A subtly different additional benefit to using a residual stream is that we also solve the vanishing gradient problem, where by in a deep network backpropagation will involve many applications of the chain rule such that if any of the gradients are small the total update to the weights will vanish.
Following this 3Blue1Brown explainer (Sanderson 2017) we consider a very simple network with single neuron layers, connected in sequence. Let’s say every layer consists of,
\[ f(x_{i}) = \sigma(W x_{i} + b) \tag{4}\]
The sigmoid function4, \(\sigma\), is defined as,
4 ReLU and GELU activation functions are designed to also combat the vanishing gradient problem.
\[ \sigma(z) = \frac{e^z}{1+e^z} \tag{5}\]
Its derivative, \(\sigma'(z) = \sigma(z)(1 - \sigma(z))\), is bounded within the interval \((0, 0.25]\). Hence, when we calculate the gradient of the loss, \(\nabla \mathcal{L}\), in backpropagation this term will reduce the resulting value by at least a factor of 4 each layer. As we update the weights according to \(-\eta \nabla \mathcal{L}\) when the gradient vanishes we stop learning.

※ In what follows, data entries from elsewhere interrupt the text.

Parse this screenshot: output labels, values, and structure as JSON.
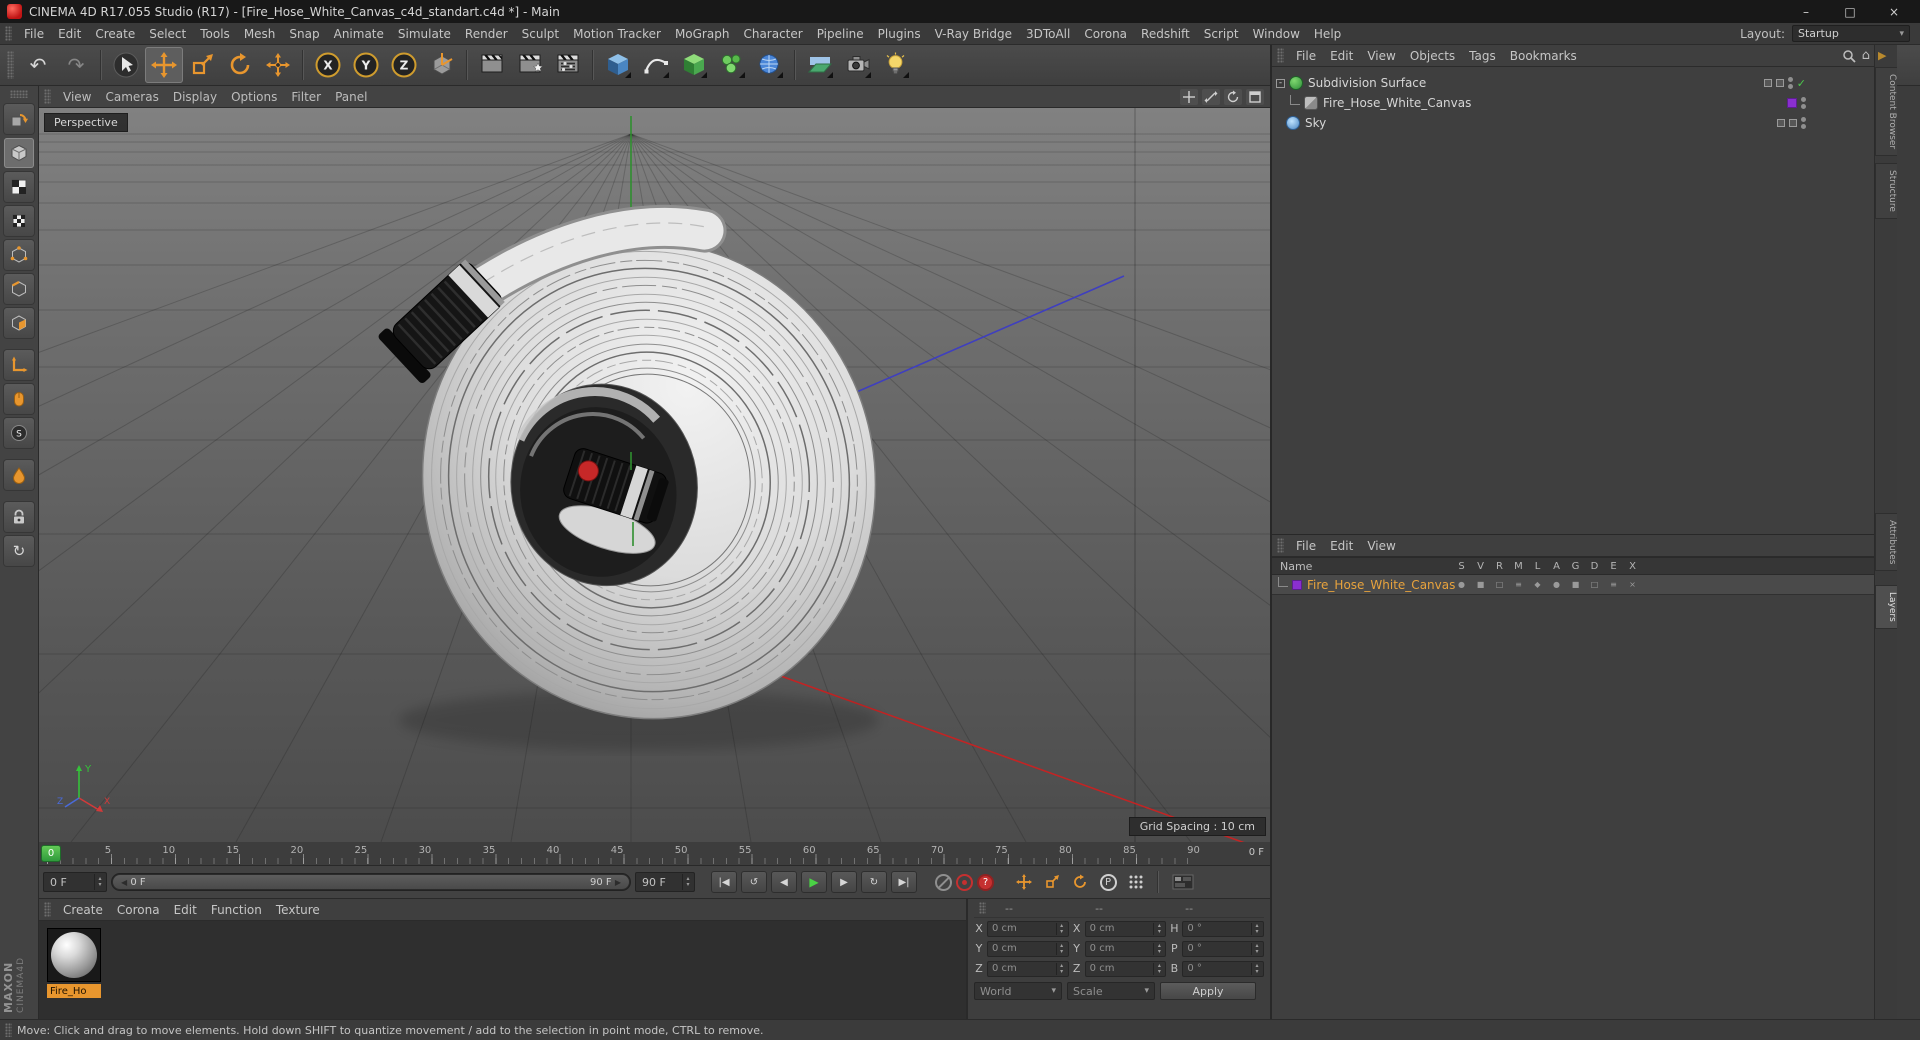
{
  "glyphs": {
    "up": "▴",
    "down": "▾",
    "left": "◀",
    "right": "▶",
    "minus": "-",
    "check": "✓",
    "home": "⌂",
    "close": "×",
    "restore": "□",
    "minimize": "–"
  },
  "titlebar": {
    "title": "CINEMA 4D R17.055 Studio (R17) - [Fire_Hose_White_Canvas_c4d_standart.c4d *] - Main"
  },
  "menubar": {
    "items": [
      "File",
      "Edit",
      "Create",
      "Select",
      "Tools",
      "Mesh",
      "Snap",
      "Animate",
      "Simulate",
      "Render",
      "Sculpt",
      "Motion Tracker",
      "MoGraph",
      "Character",
      "Pipeline",
      "Plugins",
      "V-Ray Bridge",
      "3DToAll",
      "Corona",
      "Redshift",
      "Script",
      "Window",
      "Help"
    ],
    "layout_label": "Layout:",
    "layout_value": "Startup"
  },
  "toolbar": {
    "axis_x": "X",
    "axis_y": "Y",
    "axis_z": "Z",
    "snap_s": "S",
    "undo": "↶",
    "redo": "↷",
    "rotate": "↻"
  },
  "viewport": {
    "menus": [
      "View",
      "Cameras",
      "Display",
      "Options",
      "Filter",
      "Panel"
    ],
    "camera_label": "Perspective",
    "grid_label": "Grid Spacing : 10 cm",
    "axis": {
      "x": "X",
      "y": "Y",
      "z": "Z"
    }
  },
  "object_manager": {
    "menus": [
      "File",
      "Edit",
      "View",
      "Objects",
      "Tags",
      "Bookmarks"
    ],
    "objects": [
      "Subdivision Surface",
      "Fire_Hose_White_Canvas",
      "Sky"
    ]
  },
  "layer_manager": {
    "menus": [
      "File",
      "Edit",
      "View"
    ],
    "name_header": "Name",
    "columns": [
      "S",
      "V",
      "R",
      "M",
      "L",
      "A",
      "G",
      "D",
      "E",
      "X"
    ],
    "layer_name": "Fire_Hose_White_Canvas",
    "flag_glyphs": [
      "●",
      "■",
      "□",
      "≡",
      "◆",
      "●",
      "■",
      "□",
      "≡",
      "×"
    ]
  },
  "timeline": {
    "ticks": [
      "0",
      "5",
      "10",
      "15",
      "20",
      "25",
      "30",
      "35",
      "40",
      "45",
      "50",
      "55",
      "60",
      "65",
      "70",
      "75",
      "80",
      "85",
      "90"
    ],
    "marker": "0",
    "frame_label": "0 F"
  },
  "transport": {
    "start_field": "0 F",
    "slider_start": "0 F",
    "slider_end": "90 F",
    "end_field": "90 F",
    "buttons": [
      "|◀",
      "↺",
      "◀",
      "▶",
      "▶",
      "↻",
      "▶|"
    ],
    "p_label": "P"
  },
  "materials": {
    "menus": [
      "Create",
      "Corona",
      "Edit",
      "Function",
      "Texture"
    ],
    "material_name": "Fire_Ho"
  },
  "coords": {
    "headers": [
      "--",
      "--",
      "--"
    ],
    "pos_labels": [
      "X",
      "Y",
      "Z"
    ],
    "pos_values": [
      "0 cm",
      "0 cm",
      "0 cm"
    ],
    "size_labels": [
      "X",
      "Y",
      "Z"
    ],
    "size_values": [
      "0 cm",
      "0 cm",
      "0 cm"
    ],
    "rot_labels": [
      "H",
      "P",
      "B"
    ],
    "rot_values": [
      "0 °",
      "0 °",
      "0 °"
    ],
    "world": "World",
    "scale": "Scale",
    "apply": "Apply"
  },
  "status": {
    "text": "Move: Click and drag to move elements. Hold down SHIFT to quantize movement / add to the selection in point mode, CTRL to remove."
  },
  "right_tabs": {
    "top": [
      "Content Browser",
      "Structure"
    ],
    "bottom": [
      "Attributes",
      "Layers"
    ]
  },
  "branding": {
    "maxon": "MAXON",
    "cinema": "CINEMA4D"
  }
}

With a residual stream there will always be a non-zero gradient,
\[ x_{i+1} = x_{i} + f(x_{i}) \tag{6}\]
\[ \frac{\partial(x_{i+1})}{\partial x_{i}} = 1 + f'(x_{i}) \tag{7}\]
The constant term \(1\) means even with repeated applications of the chain rule it is always possible to trace through the network to get a non-zero update to earlier layers.
The Residual Stream in Mechanistic Interpretability
With this consistent \(d_{model}\) dimension vector flowing through the model we have an obvious place to inspect the model’s thoughts. As each layer refines the representation of the “is” token in preparation for predicting the next we can explore two ways to interpret this process:
- Logit Lens (nostalgebraist 2020)
- Linear Probes (Alain and Bengio 2018)
In the rest of this post I have some experiments that use these techniques to illustrate their value.
Logit Lens
The idea beyhind Logit Lens is simple, after the final layer, \(x_{-1}\), of the transformer we apply an unembedding to get logits,
\[ T(t) = W_{U} x_{-1} \tag{8}\]
which allow us to predict words. For our input sequence GPT-2 returned:
Londonwith 13% confidenceBirminghamwith 8% confidencenotwith 6% confidence- …
We can however apply the unembedding to intermediate vectors in the residual stream, getting a crude understanding of what the model is thinking of at that point. This allows us, in a very simple way, to see the thoughts of the model progress through the layers.
Linear Probes
Linear probes approach the interpretability problem in a different way. Imagine we have two classes of inputs, the linear probe is a classifier trained on the residual stream vectors that learns to distinguish the classes. Examples might include:
- Proper punctuation vs. ALL CAPS
- Natural language vs. HTML
- Harmless text vs. Harmful text
The first case we might imagine is quite simple to learn: there is a simple pattern-matching problem for the model to spot between "Hello, can I help you?" and "HELLO, CAN I HELP YOU?". Likewise, the second is hopefully quite easy to discern, but perhaps requires some more thinking: "The main header of the page says Hello." looks very different to "<h1 class='main-header'> Hello </h1>", but it requires more knowledge to consistently separate the two.
Finally, examples of harmless and harmful text might be really tricky to separate, requiring genuine semantic understanding. For example, "There is a bug in your code, so you should **refactor the function.**" is quite harmless whereas "There is a bug in your code, so you should **disable the firewall.**" could be catastrophic.